Università degli Studi di Milano

Il tema dei freelance o professionisti indipendenti – che si possono considerare come l’espressione del lavoro post-fordista, frutto delle trasformazioni dei processi produttivi – comincia ad acquisire un’adeguata legittimazione nel dibattito scientifico.

Dalla prospettiva socio-economica i lavoratori autonomi dientrepreneur-593358_960_720
nuova generazione si possono identificare come un ponte tra mercati interni e mercati esterni, tra strategie di internalizzazione del fattore lavoro e strategie di outsourcing, configurabile come una segmento intermedio a metà strada tra gerarchia e mercato.
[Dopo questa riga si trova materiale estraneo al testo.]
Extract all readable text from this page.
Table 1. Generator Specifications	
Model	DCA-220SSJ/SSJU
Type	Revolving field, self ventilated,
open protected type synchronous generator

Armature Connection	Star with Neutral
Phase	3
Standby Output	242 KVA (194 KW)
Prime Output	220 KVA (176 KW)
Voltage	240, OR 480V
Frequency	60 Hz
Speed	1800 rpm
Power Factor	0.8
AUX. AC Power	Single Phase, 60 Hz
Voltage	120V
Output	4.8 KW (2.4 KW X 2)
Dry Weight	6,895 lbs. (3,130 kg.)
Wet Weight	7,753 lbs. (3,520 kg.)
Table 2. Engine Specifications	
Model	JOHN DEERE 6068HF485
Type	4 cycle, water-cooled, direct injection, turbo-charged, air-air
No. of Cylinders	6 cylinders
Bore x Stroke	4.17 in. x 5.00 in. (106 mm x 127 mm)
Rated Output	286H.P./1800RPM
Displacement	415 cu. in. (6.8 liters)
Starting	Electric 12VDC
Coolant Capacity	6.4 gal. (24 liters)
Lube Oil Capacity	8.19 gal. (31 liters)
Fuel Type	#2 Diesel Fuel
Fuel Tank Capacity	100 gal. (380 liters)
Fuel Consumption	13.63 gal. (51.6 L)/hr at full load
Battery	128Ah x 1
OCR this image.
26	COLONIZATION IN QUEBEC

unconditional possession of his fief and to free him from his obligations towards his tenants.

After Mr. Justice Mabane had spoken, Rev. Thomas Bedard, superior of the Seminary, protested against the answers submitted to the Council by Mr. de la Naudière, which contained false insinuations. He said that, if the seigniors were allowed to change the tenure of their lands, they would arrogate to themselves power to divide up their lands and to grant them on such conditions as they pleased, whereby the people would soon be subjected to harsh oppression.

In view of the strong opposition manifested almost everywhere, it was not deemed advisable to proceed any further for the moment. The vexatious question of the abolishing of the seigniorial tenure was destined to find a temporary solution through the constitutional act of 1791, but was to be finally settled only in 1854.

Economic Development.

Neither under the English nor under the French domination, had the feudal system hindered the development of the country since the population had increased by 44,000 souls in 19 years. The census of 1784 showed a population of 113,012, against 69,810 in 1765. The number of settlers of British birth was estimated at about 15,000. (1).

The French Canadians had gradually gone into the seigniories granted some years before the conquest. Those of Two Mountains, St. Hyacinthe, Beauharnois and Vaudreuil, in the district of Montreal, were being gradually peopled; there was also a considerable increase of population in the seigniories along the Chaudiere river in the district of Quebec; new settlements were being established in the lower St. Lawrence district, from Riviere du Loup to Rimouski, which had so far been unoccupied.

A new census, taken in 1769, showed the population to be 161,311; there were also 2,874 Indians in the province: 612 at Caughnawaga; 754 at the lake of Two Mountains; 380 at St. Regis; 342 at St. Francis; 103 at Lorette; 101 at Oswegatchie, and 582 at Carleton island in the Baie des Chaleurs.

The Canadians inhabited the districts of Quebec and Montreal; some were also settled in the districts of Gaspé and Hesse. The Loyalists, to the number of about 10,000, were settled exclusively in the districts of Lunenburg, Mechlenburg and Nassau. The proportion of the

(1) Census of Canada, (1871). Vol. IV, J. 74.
La forte crescita di figure professionali autonome non tradizionali, tipiche della new economy ma distribuite trasversalmente in molti settori economici, ha reso evidente che non si tratta né di un fenomeno congiunturale, né limitato al falso lavoro autonomo – da ricondursi nell’alveo del lavoro dipendente- bensì di una manifestazione strutturale e funzionale alle economie avanzate, che richiedono e impongono prestazioni flessibili di lavoro. Il primo studio europeo (Rappelli 2012) stimava che i freelance fossero 8.570.000, con una crescita dell’82% in 10 anni, a fronte di una diminuzione del resto dell’occupazione, concentrati prevalentemente in Italia (1.700.000), Regno Unito (1.601.000), Germania (1.500.000) e Francia (740.000). L’aumento di autentiche forme di “lavoro autonomo di seconda generazione”, a lungo offuscate da interpretazioni sociologiche e giuridiche distorsive ci pone di fronte in primo luogo a un problema di matrice concettuale. In base a quali criteri e parametri si definisce un freelance? Anche limitandosi al contesto italiano, entrano in gioco opinioni contrastanti che spaziano da accezioni ristrette ad altre più allargate. In chiave giuridica ad esempio l’insoddisfacente nozione italiana di “parasubordinazione”, simile a quella tedesca, faceva riferimento ai concetti di dipendenza economica, lavoro etero diretto, mono o pluri-committenza. In chiave socio-economica ci si riferisce a “autonomi senza dipendenti, che svolgono attività di natura intellettuale, nel settore dei servizi, che non operano nell’artigianato, commercio e agricoltura”. Certo esistono settori dove operano figure professionali meno qualificate, figure tecniche specializzate, ugualmente a partita IVA. Si tratta di una categoria distinta dal lavoro dipendente ma diversa anche dall’impresa. La questione ha un impatto decisivo sulla misurazione statistica del nuovo lavoro autonomo, che può variare anche in modo significativo in relazione alle definizioni adottate.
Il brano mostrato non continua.